My mother, Pam Bagguley, who has died aged 91, was a remarkable and charismatic woman who overcame the untimely death of my father, John, in 1963, and lived a full life taking part in a wide range of activities in and around the New Forest in Hampshire.
Born in Carshalton, Surrey, she was the daughter of William Clayton, head accountant at Southern Railways, and Dorothy (nee Steerman). The family moved to West Sussex during the second world war and Pam attended Hove county grammar school for girls. In 1944 her brother, Rodney, died aged 20 during a wartime RAF training exercise.
After drama school in Brighton, in 1952 Pam joined the repertory company at Worthing’s Connaught theatre. She acted in many plays, notably Noël Coward’s Easy Virtue in 1953, and the same year had a minor part in Personal Affair, a Pinewood Studios film, alongside Glynis Johns and Nanette Newman.

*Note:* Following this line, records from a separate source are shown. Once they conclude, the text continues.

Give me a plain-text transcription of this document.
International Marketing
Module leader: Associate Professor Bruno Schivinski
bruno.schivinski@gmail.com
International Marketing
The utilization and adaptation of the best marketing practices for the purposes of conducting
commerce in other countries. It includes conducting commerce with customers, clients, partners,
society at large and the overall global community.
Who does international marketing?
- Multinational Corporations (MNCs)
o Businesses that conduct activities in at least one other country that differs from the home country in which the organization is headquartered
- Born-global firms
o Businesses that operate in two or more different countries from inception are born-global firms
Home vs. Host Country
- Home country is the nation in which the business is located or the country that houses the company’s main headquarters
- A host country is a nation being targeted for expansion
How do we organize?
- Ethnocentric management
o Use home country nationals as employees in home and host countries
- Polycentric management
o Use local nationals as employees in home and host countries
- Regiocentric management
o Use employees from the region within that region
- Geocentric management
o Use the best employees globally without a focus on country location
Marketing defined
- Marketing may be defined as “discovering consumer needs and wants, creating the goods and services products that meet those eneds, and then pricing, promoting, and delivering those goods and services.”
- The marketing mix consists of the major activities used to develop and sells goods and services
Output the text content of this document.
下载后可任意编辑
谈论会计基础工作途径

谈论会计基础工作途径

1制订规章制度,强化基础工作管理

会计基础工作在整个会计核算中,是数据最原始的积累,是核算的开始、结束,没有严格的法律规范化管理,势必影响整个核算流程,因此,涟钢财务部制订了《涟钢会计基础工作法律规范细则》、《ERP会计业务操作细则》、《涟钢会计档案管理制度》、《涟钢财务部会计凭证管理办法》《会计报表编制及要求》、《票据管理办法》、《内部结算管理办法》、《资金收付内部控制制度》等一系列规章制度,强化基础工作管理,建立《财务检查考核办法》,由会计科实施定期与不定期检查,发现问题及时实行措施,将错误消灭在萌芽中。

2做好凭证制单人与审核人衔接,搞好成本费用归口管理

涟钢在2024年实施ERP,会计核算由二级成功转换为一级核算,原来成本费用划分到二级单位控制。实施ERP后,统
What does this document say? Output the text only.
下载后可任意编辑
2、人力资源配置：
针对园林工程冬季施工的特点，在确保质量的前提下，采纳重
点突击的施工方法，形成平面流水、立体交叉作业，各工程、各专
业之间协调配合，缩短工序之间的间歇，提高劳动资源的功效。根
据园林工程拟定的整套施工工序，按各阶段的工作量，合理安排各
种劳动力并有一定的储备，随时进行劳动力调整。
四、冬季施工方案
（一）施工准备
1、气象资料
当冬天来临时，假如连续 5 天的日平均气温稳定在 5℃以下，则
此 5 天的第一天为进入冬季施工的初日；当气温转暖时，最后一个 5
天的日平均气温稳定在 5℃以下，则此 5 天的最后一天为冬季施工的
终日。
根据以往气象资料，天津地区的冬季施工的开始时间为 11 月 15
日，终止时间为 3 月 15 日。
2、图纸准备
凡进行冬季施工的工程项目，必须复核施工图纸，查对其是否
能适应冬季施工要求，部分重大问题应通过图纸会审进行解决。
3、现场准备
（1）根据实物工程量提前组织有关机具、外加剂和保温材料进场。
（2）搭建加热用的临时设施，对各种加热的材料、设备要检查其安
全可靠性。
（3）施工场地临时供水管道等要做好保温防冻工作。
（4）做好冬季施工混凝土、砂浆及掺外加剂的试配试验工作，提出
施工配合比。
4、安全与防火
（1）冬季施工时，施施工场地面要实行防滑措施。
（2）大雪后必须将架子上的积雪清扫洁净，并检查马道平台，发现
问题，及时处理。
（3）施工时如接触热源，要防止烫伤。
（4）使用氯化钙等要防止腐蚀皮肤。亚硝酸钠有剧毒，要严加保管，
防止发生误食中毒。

It was at Worthing rep that Pam met her fellow actor John Bagguley. They were married in 1954 and I was born the following year. My brother Mark followed in 1958.
In 1961 John became a presenter on Southern Television’s Day by Day regional evening news programme. My parents acquired North Poulner Farm on the edge of the New Forest, where Pam started a riding school, as well as leading an amateur drama group at the Greyfriars Centre in Ringwood.
However, tragedy struck in 1963 when John was killed in a car accident. Pam, with two young children plus her dogs and horses to care for, did her best to survive with a series of equestrian-based ventures and a colourful cast of visitors.
In 1971 she appeared in a minor role in Ken Russell’s The Music Lovers, a film portrait of the composer Tchaikovsky. Her scene was shot at Wilton House, near Salisbury, Wiltshire.
The following year Pam moved to a smallholding in the New Forest at High Corner, near Linwood. Ever ambitious, and not content with grazing cattle and horses, she enrolled at King Alfred’s teacher training college in Winchester and subsequently became a drama teacher at Redbridge school in Southampton, later teaching at Brockenhurst sixth form college before retiring in 1989.
In her later years Pam took up sculpture, and she rode her horses around the New Forest until she was in her mid-80s.
She is survived by Mark and me, and by three grandchildren, Christian, Edward and William.